Тактика патогенетической и симптоматической терапии

Успешное лечение пневмонии зависит не только от адекватного подбора антибактериальных препаратов. Программа лечения дол­жна быть комплексной, а терапия должна меняться с учетом дина­мики клинических проявлений.

Выделяются четыре фазы заболевания: начальная или бактериальной агрессии, клинической стабилизации, морфологического и, наконец, функционального восстановления. Лечебная тактика меня­ется в зависимости от фазы заболевания.

В начале болезни в фазе бактериальной агрессии, которая харак­теризуется прямым и опосредованным токсическим действием патогенов на легочную ткань и целостный организм, основу лечения со­ставляют антибиотики и средства дезинтоксикационной терапии. При легком и среднетяжелом течении пневмонии достаточно при­ема жидкости внутрь, при тяжелом течении показаны внутривенные инфузии гемодеза, реополиглюкина, белковых гидролизатов (аминокровин, аминопептид, гидролизин), изотонического р-ра хлорида натрия, 5% р-ра глюкозы до 2-4 л в сутки под контролем диуреза.

Симптоматическая терапия в первой фазе пневмонии предусмат­ривает устранение тягостных симптомов заболевания:

при выраженной гипертермии и плевральной боли назначаются жаропонижающие средства и апальгетики;

при явлениях бронхоспазма - холинолитики (атровент, тровентол) или бета-2-агонисты (вентолин, сальбутамол);

при сильном сухом кашле противокашлевые ненаркотические средства с секретолитическим действием (балтикс, интуссин, стоптуссин).

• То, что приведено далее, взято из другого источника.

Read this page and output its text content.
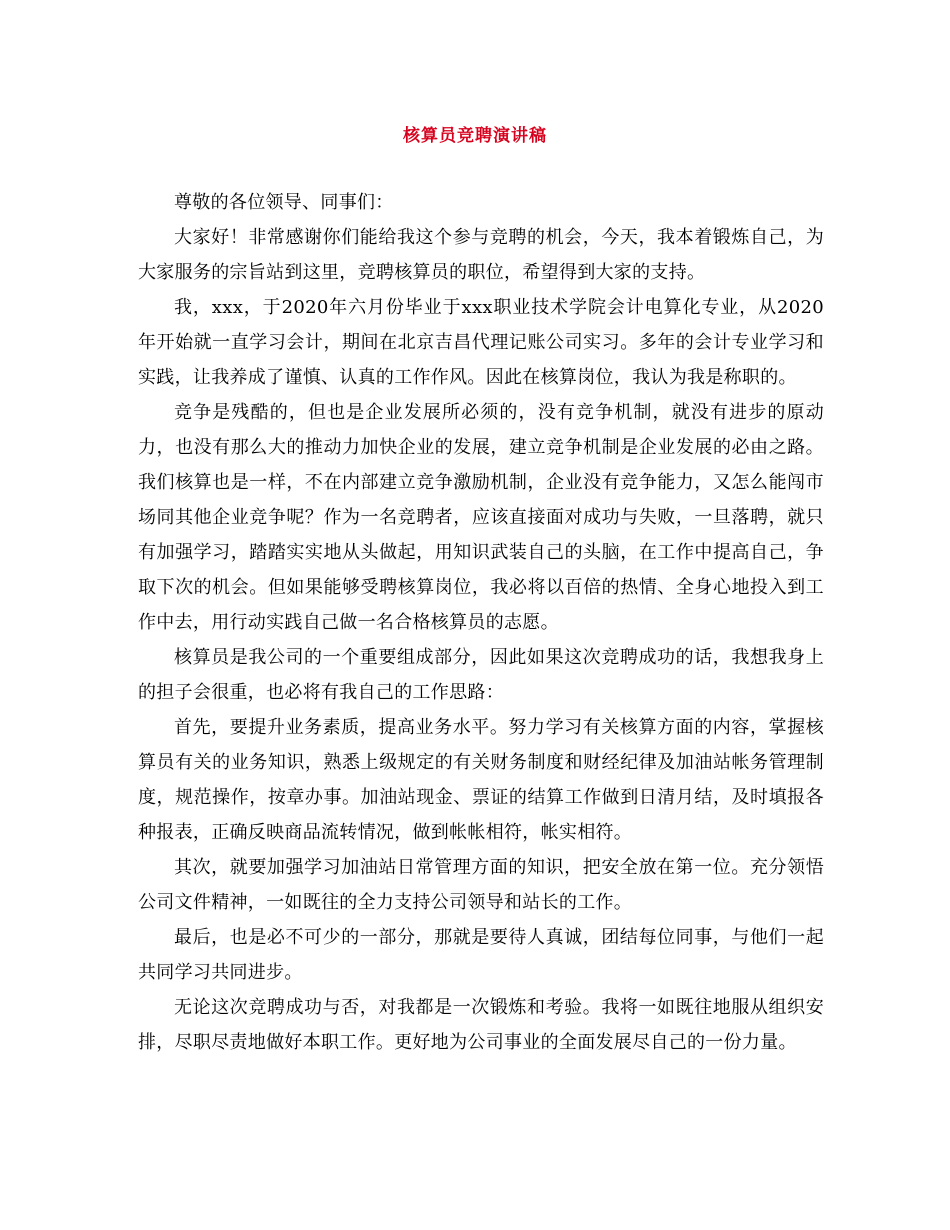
核算员竞聘演讲稿

尊敬的各位领导、同事们：

大家好！非常感谢你们能给我这个参与竞聘的机会，今天，我本着锻炼自己，为大家服务的宗旨站到这里，竞聘核算员的职位，希望得到大家的支持。

我，xxx，于2020年六月份毕业于xxx职业技术学院会计电算化专业，从2020年开始就一直学习会计，期间在北京吉昌代理记账公司实习。多年的会计专业学习和实践，让我养成了谨慎、认真的工作作风。因此在核算岗位，我认为我是称职的。

竞争是残酷的，但也是企业发展所必须的，没有竞争机制，就没有进步的原动力，也没有那么大的推动力加快企业的发展，建立竞争机制是企业发展的必由之路。我们核算也是一样，不在内部建立竞争激励机制，企业没有竞争能力，又怎么能闯市场同其他企业竞争呢？作为一名竞聘者，应该直接面对成功与失败，一旦落聘，就只有加强学习，踏踏实实地从头做起，用知识武装自己的头脑，在工作中提高自己，争取下次的机会。但如果能够受聘核算岗位，我必将以百倍的热情、全身心地投入到工作中去，用行动实践自己做一名合格核算员的志愿。

核算员是我公司的一个重要组成部分，因此如果这次竞聘成功的话，我想我身上的担子会很重，也必将有我自己的工作思路：

首先，要提升业务素质，提高业务水平。努力学习有关核算方面的内容，掌握核算员有关的业务知识，熟悉上级规定的有关财务制度和财经纪律及加油站帐务管理制度，规范操作，按章办事。加油站现金、票证的结算工作做到日清月结，及时填报各种报表，正确反映商品流转情况，做到帐帐相符，帐实相符。

其次，就要加强学习加油站日常管理方面的知识，把安全放在第一位。充分领悟公司文件精神，一如既往的全力支持公司领导和站长的工作。

最后，也是必不可少的一部分，那就是要待人真诚，团结每位同事，与他们一起共同学习共同进步。

无论这次竞聘成功与否，对我都是一次锻炼和考验。我将一如既往地服从组织安排，尽职尽责地做好本职工作。更好地为公司事业的全面发展尽自己的一份力量。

Для предупреждения гемодинамических расстройств используют дыхательные аналептики и сердечные гликозиды в обычных тера­певтических дозах.

Для профилактики ДВС-синдрома при высокой фибриногеиемии вводят гепарин п/к (но 5000 Ед 2 раза в сутки) на протяжении всего лихорадочного периода. Коррекцию процессов перекисного окис­ления липидов проводят водорастворимыми антигипоксантами (ас­корбиновая кислота, унитиол).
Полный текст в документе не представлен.